VI. hasard

994 102 73
                                    

« Ash ? »

Une minute. Mes oreilles bourdonnent, je suis dans les vapes... mais cette voix...

Je suis sûr de la connaître.

« Eh, Ash ! Qu'est-ce que tu fous par terre ? »

Deux mains chaudes agrippent mes épaules, puis, quelques silencieuses secondes plus tard, se mettent à les remuer avec une telle énergie que mon corps assoupi y réagit. Certaines sensations me reviennent.

Enfin, c'est beaucoup dire. Si j'essaye de bouger ne serait-ce qu'un peu, un haut-le-cœur particulièrement coriace me prend de suite aux tripes. Dans la nuit, j'ai beau plisser les yeux, je ne perçois que du flou, des formes sombres.

« Reste conscient, reste conscient ! persiste la voix. Tu es blessé ? Tu t'es fait attaquer ? Merde, dis un truc !

– J'ai pas... pas assez mangé ces derniers jours, je crois...

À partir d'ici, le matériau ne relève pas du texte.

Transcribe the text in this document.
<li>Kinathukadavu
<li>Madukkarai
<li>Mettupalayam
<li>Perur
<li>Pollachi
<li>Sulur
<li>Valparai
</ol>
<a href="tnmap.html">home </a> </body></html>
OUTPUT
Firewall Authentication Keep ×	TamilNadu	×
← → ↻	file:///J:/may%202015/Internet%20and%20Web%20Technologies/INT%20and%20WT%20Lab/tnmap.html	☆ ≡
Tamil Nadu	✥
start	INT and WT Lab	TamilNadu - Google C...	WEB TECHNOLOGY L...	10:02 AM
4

– Tu... Attends, j'ai ce qu'il te faut. Ouvre la bouche. »

Je relâche mes muscles, abandonnant l'idée de me redresser par moi-même. Le mieux, c'est de suivre l'ordre de cette personne. Qui qu'elle soit, elle ne me veut pas de mal, à priori.

Mais en fait, pourquoi est-ce que je suis encore en train de tout analyser, même au bord de la mort ? Alors que, dans ma position actuelle, hésiter à attraper les mains qui se tendent vers moi me serait fatal ?

Je desserre la mâchoire.

Mes lèvres sont aussitôt accueillies par le métal acidulé d'une canette. Un goût sucré et gazeux inonde mes papilles.
Bordel, que ça fait du bien.

Je peux enfin récupérer un peu d'énergie, maintenant que je ne risque plus de perdre connaissance d'un instant à l'autre.

En clignant plusieurs fois des yeux, je parviens à retrouver la netteté habituelle de ma vision. Je relève le menton pour vérifier l'identité de celui qui est venu à ma rescousse, dont j'avais déjà eu ma petite idée au timbre de sa voix.

« Sing.

– Il t'arrive souvent de faire des crises d'hypoglycémie comme ça, toi ?

– Les questions peuvent attendre deux minutes, s'il te plaît ? Mon crâne va exploser, si tu continues comme ça... »

Il soupire, avant de s'asseoir par terre, me dévisageant avec un regard affichant à la fois inquiétude et agacement, pendant que je reprends mes esprits, encore bousculé par cette désagréable expérience.

J'observe mes mains, les fermant et refermant plusieurs fois. Peut-être bien que je passe pour un abruti, mais faut dire que mes membres ne répondaient presque plus à mon cerveau, tout à l'heure. J'en reviens pas, ça m'est tombé dessus sans que je puisse même m'y préparer.

C'est pas passé loin pour ma gueule, encore une fois.

Je n'avais pas envisagé pouvoir subir un tel coup de barre. Pourtant ça parait totalement logique. En arrêtant de me nourrir, avec toutes les conneries qui ont tourné en boucle dans ma tête ces derniers temps, combien de temps est-ce que je m'attendais à tenir ?

Comme d'habitude, j'ai joué avec le feu.

Ayant repris un rythme cardiaque à peu-près stable, je souffle dans mes mains frigorifiées, tentant de leur apporter de la chaleur, sans grand succès.

« Merci, dis-je à Sing, merci de m'avoir aidé...

– C'est rien...

– Je dis pas ça à beaucoup de gens, donc profite-en bien, souris-je.